Thamus Observatory
What AI products retrieve, cite, and exclude when returning answers to contested questions.
Key Findings
The Epistemic X-Ray examines how commercial AI products return different answers to the same question — and how those answers change when web search is enabled or disabled. Below are findings from the Observatory's "AI and Energy" data collection (March–April 2026).
Every provider returns a "no"; these products recommend you continue using them. But their rhetorical strategies diverge sharply. OpenAI (GPT-5) leads with a blunt "Short answer: No" and pivots to practical tips. Google (Gemini 2.5 Pro) opens with "That's a really thoughtful and important question"; flattery before analysis. Anthropic (Claude Haiku 4.5) pushes back on the framing itself: "I'd push back on the framing a bit." Each response defends its provider, but the defence strategy differs.
This is a factual question where estimates should converge. They don't. Without web search, OpenAI returns 0.1–1 Wh for small models up to 20+ Wh for frontier models. Google returns 0.1 to 1.0 Wh. Anthropic returns 0.5–50 Wh — a range 50 times wider. With web search enabled, estimates tighten: Google anchors on published studies at 0.24–2.9 Wh. Web access acts as an empirical anchor; without it, outputs diverge.
All three outputs return the same framing: AI is a "double-edged sword." But their opening postures differ. GPT-5's response concedes "In the near term, yes." Gemini frames it as "critical and complex." Claude's response is most measured: "The direct impact is modest but real." When Google's web-search condition is enabled, the output format transforms entirely; from conversational chatbot style to article-style output with markdown headers and citations.
Questions
What is the Epistemic X-Ray?
The Epistemic X-Ray is a research transparency tool that shows how different commercial AI products return answers to the same question under controlled API conditions. By comparing responses with and without web search, it shows how retrieval and source selection shape the outputs users receive. It is produced by Thamus at the University of Ottawa as part of a longitudinal audit of AI product behavior.
What is the Thamus?
Thamus is a university research platform that audits how large language models present contested topics in their outputs. Named after the Egyptian king in Plato's Phaedrus who warned about the dangers of writing, the Observatory tracks how LLMs retrieve, select, and present information over time.
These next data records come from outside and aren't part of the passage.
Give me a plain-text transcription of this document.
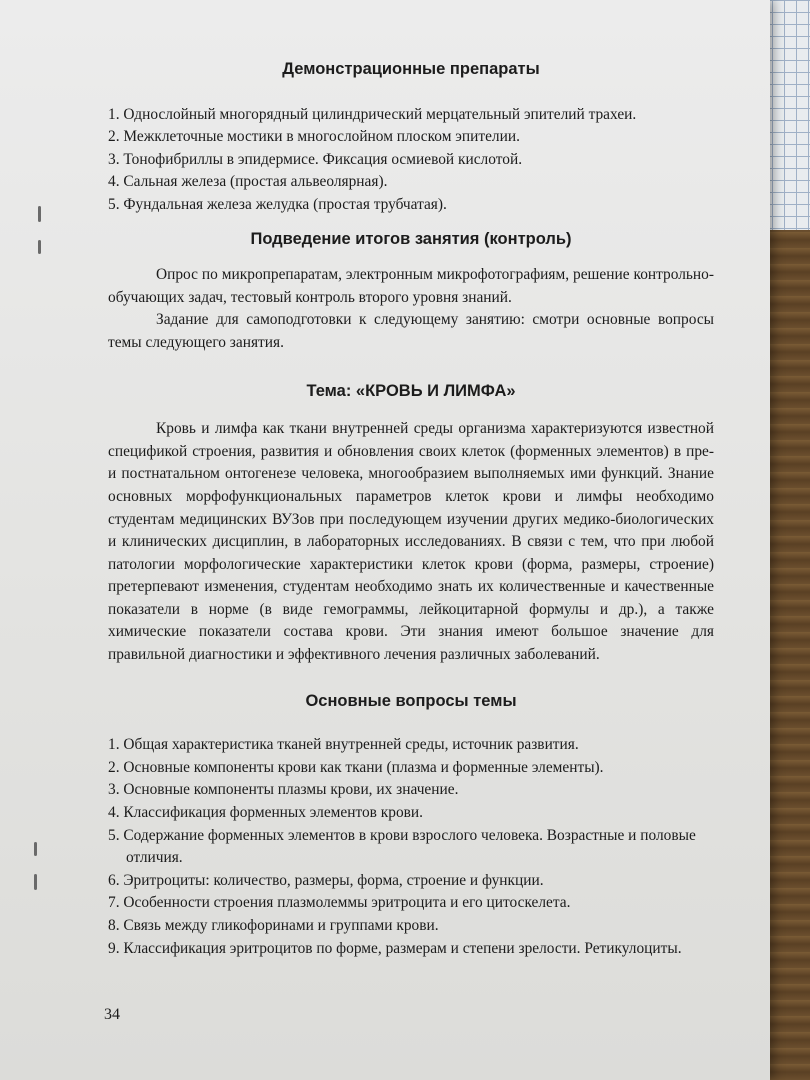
Демонстрационные препараты
1. Однослойный многорядный цилиндрический мерцательный эпителий трахеи.
2. Межклеточные мостики в многослойном плоском эпителии.
3. Тонофибриллы в эпидермисе. Фиксация осмиевой кислотой.
4. Сальная железа (простая альвеолярная).
5. Фундальная железа желудка (простая трубчатая).
Подведение итогов занятия (контроль)

Опрос по микропрепаратам, электронным микрофотографиям, решение контрольно-обучающих задач, тестовый контроль второго уровня знаний.

Задание для самоподготовки к следующему занятию: смотри основные вопросы темы следующего занятия.

Тема: «КРОВЬ И ЛИМФА»

Кровь и лимфа как ткани внутренней среды организма характеризуются известной спецификой строения, развития и обновления своих клеток (форменных элементов) в пре- и постнатальном онтогенезе человека, многообразием выполняемых ими функций. Знание основных морфофункциональных параметров клеток крови и лимфы необходимо студентам медицинских ВУЗов при последующем изучении других медико-биологических и клинических дисциплин, в лабораторных исследованиях. В связи с тем, что при любой патологии морфологические характеристики клеток крови (форма, размеры, строение) претерпевают изменения, студентам необходимо знать их количественные и качественные показатели в норме (в виде гемограммы, лейкоцитарной формулы и др.), а также химические показатели состава крови. Эти знания имеют большое значение для правильной диагностики и эффективного лечения различных заболеваний.

Основные вопросы темы
1. Общая характеристика тканей внутренней среды, источник развития.
2. Основные компоненты крови как ткани (плазма и форменные элементы).
3. Основные компоненты плазмы крови, их значение.
4. Классификация форменных элементов крови.
5. Содержание форменных элементов в крови взрослого человека. Возрастные и половые отличия.
6. Эритроциты: количество, размеры, форма, строение и функции.
7. Особенности строения плазмолеммы эритроцита и его цитоскелета.
8. Связь между гликофоринами и группами крови.
9. Классификация эритроцитов по форме, размерам и степени зрелости. Ретикулоциты.
34
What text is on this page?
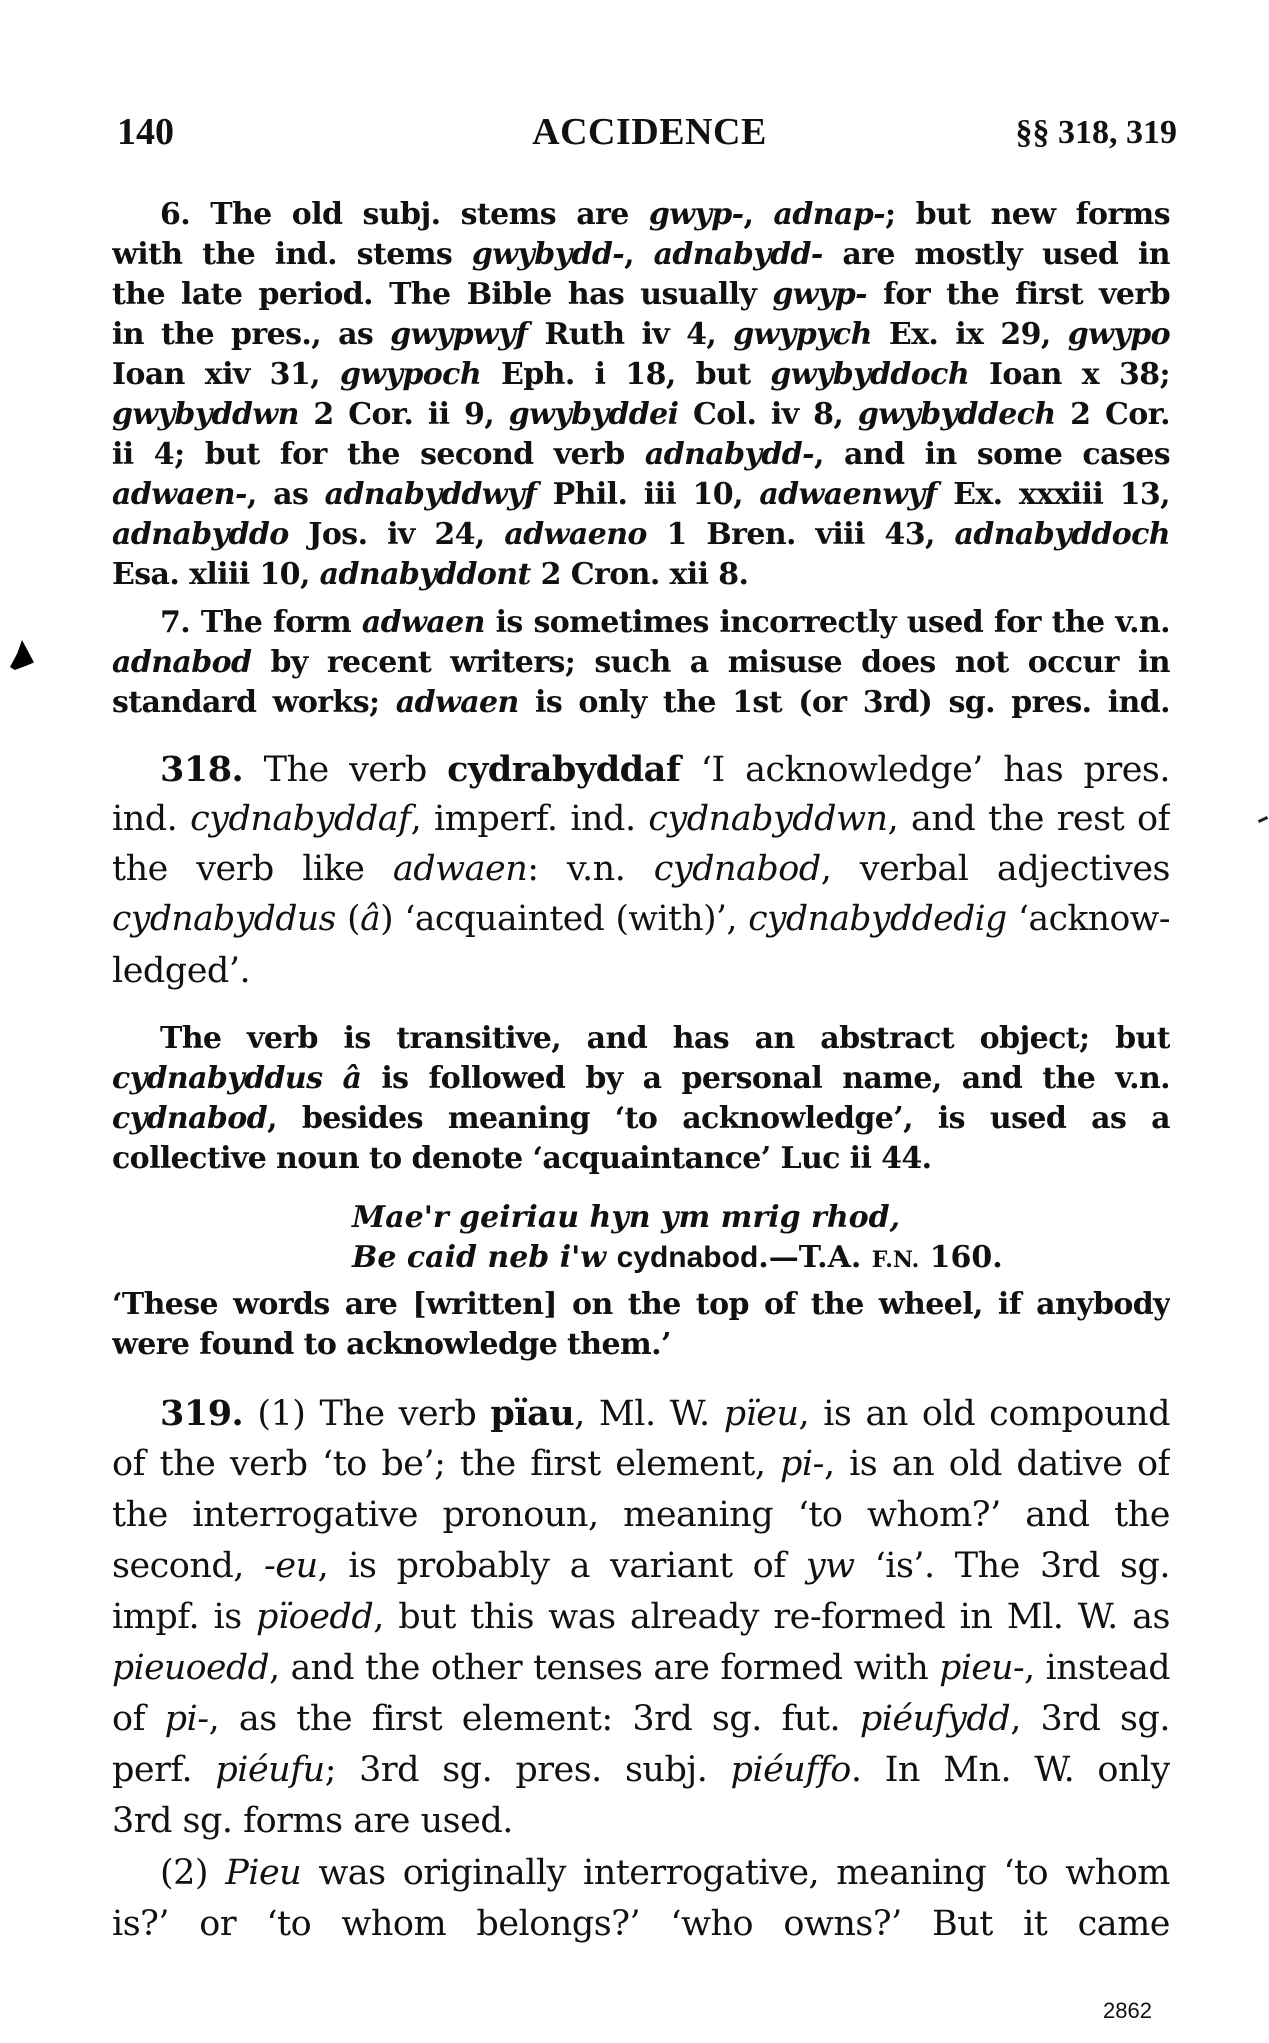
140	ACCIDENCE	§§ 318, 319
6. The old subj. stems are gwyp-, adnap-; but new forms
with the ind. stems gwybydd-, adnabydd- are mostly used in
the late period. The Bible has usually gwyp- for the first verb
in the pres., as gwypwyf Ruth iv 4, gwypych Ex. ix 29, gwypo
Ioan xiv 31, gwypoch Eph. i 18, but gwybyddoch Ioan x 38;
gwybyddwn 2 Cor. ii 9, gwybyddei Col. iv 8, gwybyddech 2 Cor.
ii 4; but for the second verb adnabydd-, and in some cases
adwaen-, as adnabyddwyf Phil. iii 10, adwaenwyf Ex. xxxiii 13,
adnabyddo Jos. iv 24, adwaeno 1 Bren. viii 43, adnabyddoch
Esa. xliii 10, adnabyddont 2 Cron. xii 8.
7. The form adwaen is sometimes incorrectly used for the v.n.
adnabod by recent writers; such a misuse does not occur in
standard works; adwaen is only the 1st (or 3rd) sg. pres. ind.
318. The verb cydrabyddaf ‘I acknowledge’ has pres.
ind. cydnabyddaf, imperf. ind. cydnabyddwn, and the rest of
the verb like adwaen: v.n. cydnabod, verbal adjectives
cydnabyddus (â) ‘acquainted (with)’, cydnabyddedig ‘acknow-
ledged’.
The verb is transitive, and has an abstract object; but
cydnabyddus â is followed by a personal name, and the v.n.
cydnabod, besides meaning ‘to acknowledge’, is used as a
collective noun to denote ‘acquaintance’ Luc ii 44.
Mae'r geiriau hyn ym mrig rhod,
Be caid neb i'w cydnabod.—T.A. F.N. 160.
‘These words are [written] on the top of the wheel, if anybody
were found to acknowledge them.’
319. (1) The verb pïau, Ml. W. pïeu, is an old compound
of the verb ‘to be’; the first element, pi-, is an old dative of
the interrogative pronoun, meaning ‘to whom?’ and the
second, -eu, is probably a variant of yw ‘is’. The 3rd sg.
impf. is pïoedd, but this was already re-formed in Ml. W. as
pieuoedd, and the other tenses are formed with pieu-, instead
of pi-, as the first element: 3rd sg. fut. piéufydd, 3rd sg.
perf. piéufu; 3rd sg. pres. subj. piéuffo. In Mn. W. only
3rd sg. forms are used.
(2) Pieu was originally interrogative, meaning ‘to whom
is?’ or ‘to whom belongs?’ ‘who owns?’ But it came
2862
Why does the X-Ray show both "with web search" and "without web search"?
Comparing web-on and web-off responses isolates the effect of real-time information retrieval. Web-off responses show what a product returns drawing only on training-data-derived priors, including which authority claims appear in outputs without retrieved sources. Web-on responses show how live retrieval changes the output. The gap between the two is where the effect of retrieval becomes visible. Note that "web-off" is not a pure measure of training-data knowledge, since retrieved content was present in training data; the contrast measures the marginal effect of live retrieval at the API surface.
What is hallucinated authority in AI responses?
Hallucinated authority occurs when an AI product's output references a specific organization or report by name without the retrieval pipeline having accessed it. For example, a response may read "According to the IEA..." while the product is operating without web search, meaning no current source was retrieved to support the claim. The X-Ray shows this pattern by displaying the empty source panel alongside the authoritative-sounding text.
How is this data collected?
Prompts are sent to LLMs from five providers at temperature 0.7 under two conditions: web search enabled and disabled. Web-on uses each provider's native search capability. Collection uses scheduled API calls via the Thamus Observatory infrastructure, with model identifier and timestamp logged per call. Findings describe API-surface behavior at specified moments and do not extrapolate to personalized consumer-product experiences. Web-on data for some providers was not collected in this initial round. Provider-side model updates without version disclosure are a known confound in longitudinal observation.